3.5 : L’anamnèse du mystère pascal

Unique en son genre est le souvenir eucharistique. Et la divinité du Christ donne un poids et un fondement solides et sans mesure à ce souvenir. Dans cette eucharistie, il n’y a pas qu’un souvenir du Christ accompli une fois pour toutes. Ce sacrifice, en tant qu’il est célébré et commémoré, redevient actuel comme réalité sacramentelle de toujours. Dans sa valeur même eucharistique, ce repas se reproduit avec la présence du corps et du sang du Seigneur et suscite de ce fait, un attachement plus puissant et plus vrai à la personne du Christ.
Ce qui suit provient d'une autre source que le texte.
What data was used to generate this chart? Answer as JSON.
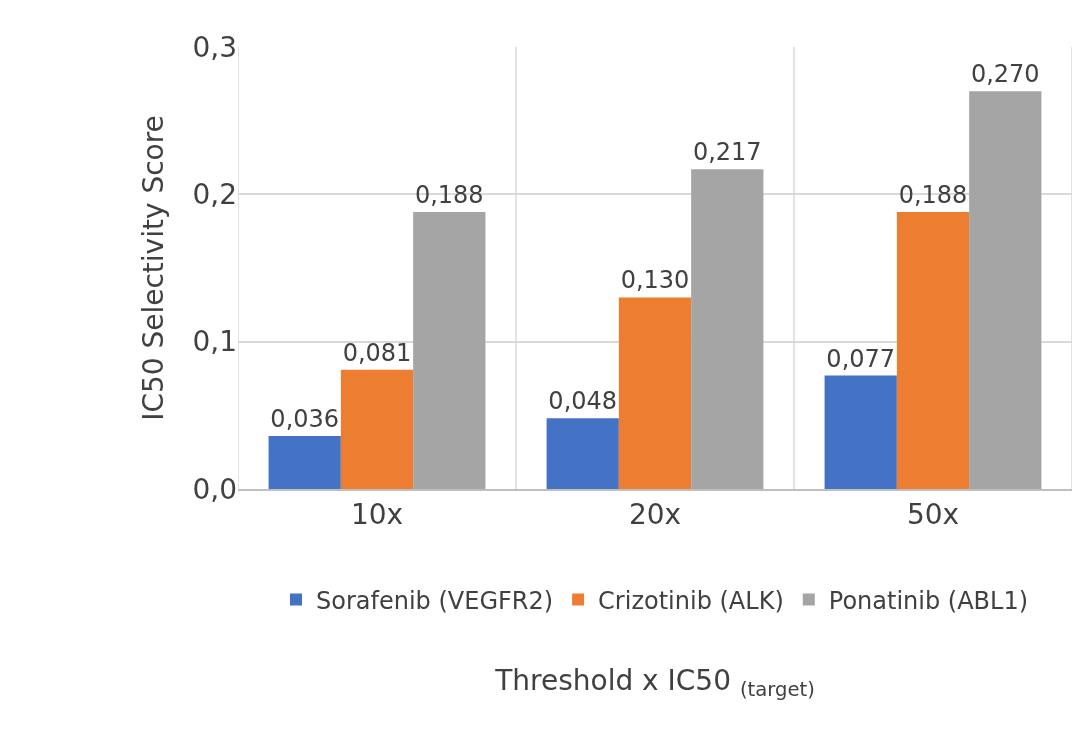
{
  "chart_data": {
    "type": "bar",
    "xlabel": "Threshold x IC50 $_{(target)}$",
    "ylabel": "IC50 Selectivity Score",
    "categories": [
      "10x",
      "20x",
      "50x"
    ],
    "series": [
      {
        "name": "Sorafenib (VEGFR2)",
        "color": "#4472c4",
        "values": [
          0.036,
          0.048,
          0.077
        ],
        "value_labels": [
          "0,036",
          "0,048",
          "0,077"
        ]
      },
      {
        "name": "Crizotinib (ALK)",
        "color": "#ed7d31",
        "values": [
          0.081,
          0.13,
          0.188
        ],
        "value_labels": [
          "0,081",
          "0,130",
          "0,188"
        ]
      },
      {
        "name": "Ponatinib (ABL1)",
        "color": "#a5a5a5",
        "values": [
          0.188,
          0.217,
          0.27
        ],
        "value_labels": [
          "0,188",
          "0,217",
          "0,270"
        ]
      }
    ],
    "ylim": [
      0,
      0.3
    ],
    "yticks": [
      {
        "value": 0,
        "label": "0,0"
      },
      {
        "value": 0.1,
        "label": "0,1"
      },
      {
        "value": 0.2,
        "label": "0,2"
      },
      {
        "value": 0.3,
        "label": "0,3"
      }
    ],
    "grid": true,
    "legend": "bottom"
  }
}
L’eucharistie est donc une réelle anamnèse du mystère pascal. L’événement célébré est rendu réellement et vraiment présent. Et nous qui y participons, sommes aussi introduits réellement et vraiment dans le mystère pascal de sa mort et de sa résurrection. La célébration liturgique de l’eucharistie nous permet cela. Ainsi, le banquet, le sacrifice et la présence nous rappellent ce mystère de Dieu et nous font demeurer dans son temps qui n’a pas de fin.
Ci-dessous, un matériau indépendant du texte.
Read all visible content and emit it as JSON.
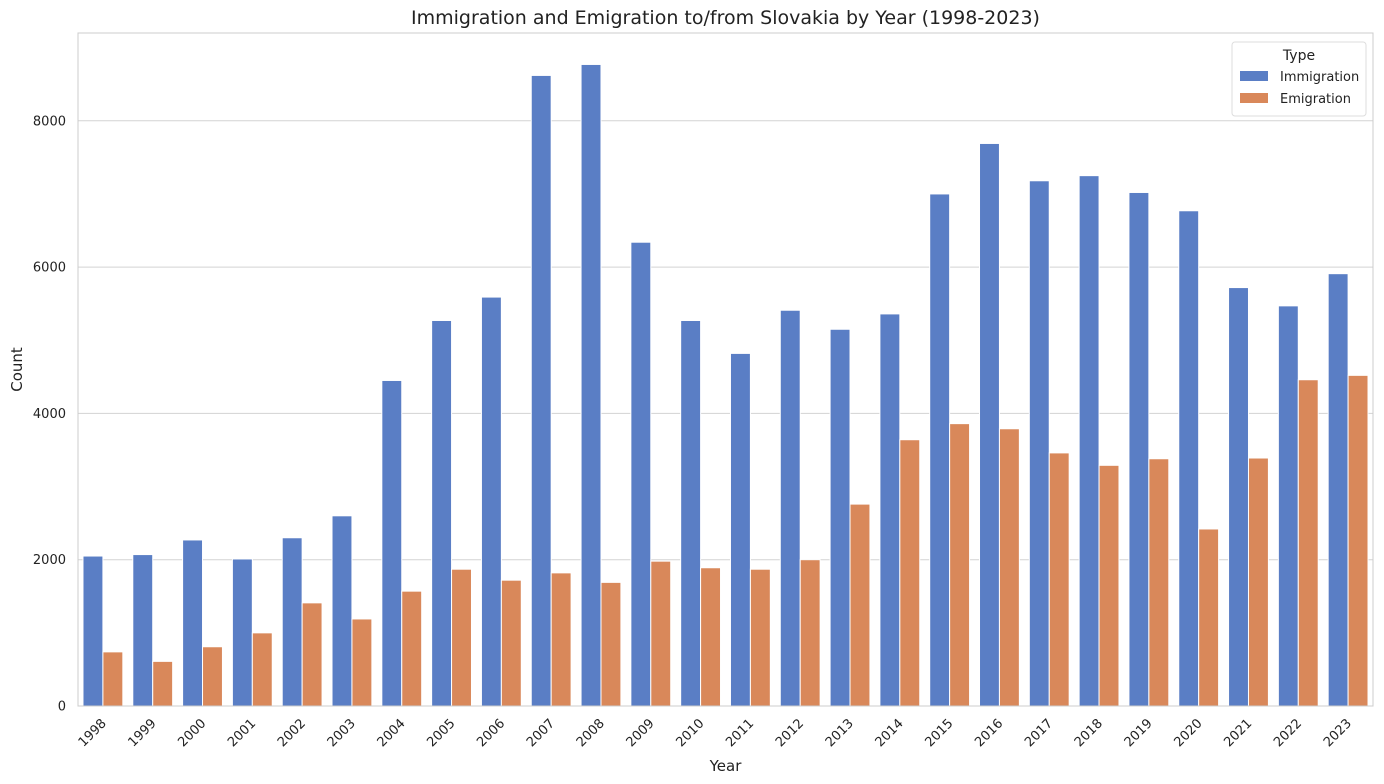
{
  "chart_data": {
    "type": "bar",
    "title": "Immigration and Emigration to/from Slovakia by Year (1998-2023)",
    "xlabel": "Year",
    "ylabel": "Count",
    "ylim": [
      0,
      9200
    ],
    "yticks": [
      0,
      2000,
      4000,
      6000,
      8000
    ],
    "grid": "horizontal",
    "categories": [
      "1998",
      "1999",
      "2000",
      "2001",
      "2002",
      "2003",
      "2004",
      "2005",
      "2006",
      "2007",
      "2008",
      "2009",
      "2010",
      "2011",
      "2012",
      "2013",
      "2014",
      "2015",
      "2016",
      "2017",
      "2018",
      "2019",
      "2020",
      "2021",
      "2022",
      "2023"
    ],
    "series": [
      {
        "name": "Immigration",
        "color": "#5a7ec5",
        "values": [
          2050,
          2070,
          2270,
          2010,
          2300,
          2600,
          4450,
          5270,
          5590,
          8620,
          8770,
          6340,
          5270,
          4820,
          5410,
          5150,
          5360,
          7000,
          7690,
          7180,
          7250,
          7020,
          6770,
          5720,
          5470,
          5910
        ]
      },
      {
        "name": "Emigration",
        "color": "#d9885a",
        "values": [
          740,
          610,
          810,
          1000,
          1410,
          1190,
          1570,
          1870,
          1720,
          1820,
          1690,
          1980,
          1890,
          1870,
          2000,
          2760,
          3640,
          3860,
          3790,
          3460,
          3290,
          3380,
          2420,
          3390,
          4460,
          4520
        ]
      }
    ],
    "legend": {
      "title": "Type",
      "placement": "top-right"
    }
  }
}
En se rappelant cet acte salvifique, l’humanité accepte de s’ouvrir toujours à Dieu qui se rend à la fois présent et actuel à travers un événement du passé. Croyants que nous sommes, nous comprenons alors que le mémorial eucharistique surgit de notre mémoire et nous fait nous présenter devant Dieu comme ses créatures en adoration perpétuelle et en amour véritable entre nous. Le mémorial devient ainsi ouverture confiante à Dieu et force vivifiante pour vivre une relation d’amour entre nous ses créatures. Selon C. Geffré, les hommes ne peuvent pas avoir une Alliance Nouvelle avec Dieu sans une Alliance Nouvelle entre eux-mêmes. La vérité de nos actions de grâces adressées sans cesse à Dieu se mesure à l’aune de l’authenticité de notre pratique de la charité sur le modèle de Jésus qui a donné sa vie pour tous les hommes199. Dieu nous a créés pour que nous nous souvenions toujours de lui en restant soudés entre nous. La créature ne peut pas vivre sans le souvenir du Créateur. « Que ma langue s’attache à mon palais si je perds ton souvenir » (Ps 137, 6), a chanté le croyant juif. Et l’eucharistie qui devient le rite de souvenir nous plonge dans la réalité de notre propre existence quotidienne. Dans la perspective de notre libération, notre souvenir de Dieu qui libère ne devrait jamais nous quitter.